Troubleshooting faults or performance disruptions in today's Internet is at best frustrating. When users experience performance or connectivity problems, there is little they can do. The most common attempt to solve the problem is to reboot or call the provider's hot line. Network providers have more information to use in diagnosing problems in their networks, but their network troubleshooting is often mostly manual and ad-hoc. Automatically troubleshooting network faults or performance disruptions requires monitoring capabilities deployed at end-hosts (in or close to the customer's premises). End-host monitoring is necessary to detect the problems that affect end-users. In addition, when problems happen outside the control of the network administrator or the end-user performing the troubleshooting, end-host monitoring is the only approach to identify problem location.
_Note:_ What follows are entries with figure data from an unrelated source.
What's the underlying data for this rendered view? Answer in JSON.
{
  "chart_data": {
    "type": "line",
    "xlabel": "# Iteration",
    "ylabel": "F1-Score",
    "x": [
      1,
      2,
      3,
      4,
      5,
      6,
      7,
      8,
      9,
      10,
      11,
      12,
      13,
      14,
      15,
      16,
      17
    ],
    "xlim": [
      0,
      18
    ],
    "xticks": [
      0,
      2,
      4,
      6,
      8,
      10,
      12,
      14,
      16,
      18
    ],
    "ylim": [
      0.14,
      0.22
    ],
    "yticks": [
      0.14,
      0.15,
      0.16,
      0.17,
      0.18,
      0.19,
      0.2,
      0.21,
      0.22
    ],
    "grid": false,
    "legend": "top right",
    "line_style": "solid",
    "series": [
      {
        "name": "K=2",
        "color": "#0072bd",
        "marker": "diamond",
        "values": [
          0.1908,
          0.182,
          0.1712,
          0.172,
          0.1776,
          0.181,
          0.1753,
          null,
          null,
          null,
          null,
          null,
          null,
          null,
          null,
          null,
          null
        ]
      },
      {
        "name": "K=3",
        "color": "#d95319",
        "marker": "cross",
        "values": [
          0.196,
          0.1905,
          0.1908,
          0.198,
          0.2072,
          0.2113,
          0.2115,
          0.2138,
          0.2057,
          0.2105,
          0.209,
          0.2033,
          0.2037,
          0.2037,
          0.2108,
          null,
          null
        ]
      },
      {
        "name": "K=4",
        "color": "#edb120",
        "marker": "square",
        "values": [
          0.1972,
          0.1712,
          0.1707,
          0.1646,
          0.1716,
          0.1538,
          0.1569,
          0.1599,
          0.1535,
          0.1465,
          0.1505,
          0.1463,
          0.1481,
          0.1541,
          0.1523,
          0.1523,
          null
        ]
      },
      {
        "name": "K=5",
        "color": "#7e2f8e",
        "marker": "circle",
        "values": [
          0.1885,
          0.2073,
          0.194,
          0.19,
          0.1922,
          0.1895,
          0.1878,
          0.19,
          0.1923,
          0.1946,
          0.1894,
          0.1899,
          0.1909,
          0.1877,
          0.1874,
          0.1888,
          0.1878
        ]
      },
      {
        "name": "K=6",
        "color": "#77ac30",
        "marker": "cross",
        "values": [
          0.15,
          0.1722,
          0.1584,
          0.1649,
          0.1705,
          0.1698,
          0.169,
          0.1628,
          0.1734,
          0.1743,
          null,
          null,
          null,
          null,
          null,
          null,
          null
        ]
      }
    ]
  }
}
This talk will present recent advances in end-to-end Internet measurement methods to support fault diagnosis. During the past years, we have worked on two initial steps in network troubleshooting: detection that a problem has occurred and identification of the cause of the fault or disruption. In particular, our research has focused on the design of measurement methods for improving troubleshooting accuracy and efficiency. We will cover both passive and active techniques to detect faults. Active probing relies on sending a probe message and waiting for the response, whereas passive monitoring observes users' incoming and outgoing traffic and monitors the status of active TCP connections or UDP flows. For fault identification, we will focus on the two basic techniques using end-to-end measurements: traceroute and network tomography. Traceroute sends probes to a destination with an increasing Time-To-Live (TTL) to force routers along the path to send an error message, which reveals the IP address of the router's interface that issued the error message. Network tomography refers to the practice of inferring unknown network properties from measurable ones. It correlates end-to-end measurements of a set of paths to infer the links responsible for a fault. We will focus on the issues to apply these techniques in todays Internet. One key property for fault identification (and a number of other tasks in networked systems and applications) is the topology of the underlying network. This talk will end with a discussion on techniques to measure Internet topologies.

Biography

 Renata Teixeira received the B.Sc. degree in computer science and the M.Sc. degree in electrical engineering from Universidade Federal do Rio de Janeiro, Brazil, in 1997 and 1999, respectively, and the Ph.D. degree in computer science from the University of California, San Diego, in 2005, for which she was awarded the Department of Computer Science and Engineering Ph.D. Dissertation Award 2005. During her Ph.D., Teixeira worked at the AT&T Labs in Florham Park. She is currently a Researcher with the Centre National de la Recherche Scientifique (CNRS) at LIP6, Université Pierre et Marie Curie, Paris, France. Renata is a member of the steering committee of the ACM Internet Measurement Conference and of editorial boards of IEEE/ACM Transactions on Networking and ACM SIGCOMM Computer Communication Review. Her research interests are in computer networks with emphasis on measurement, analysis, and management of IP networks.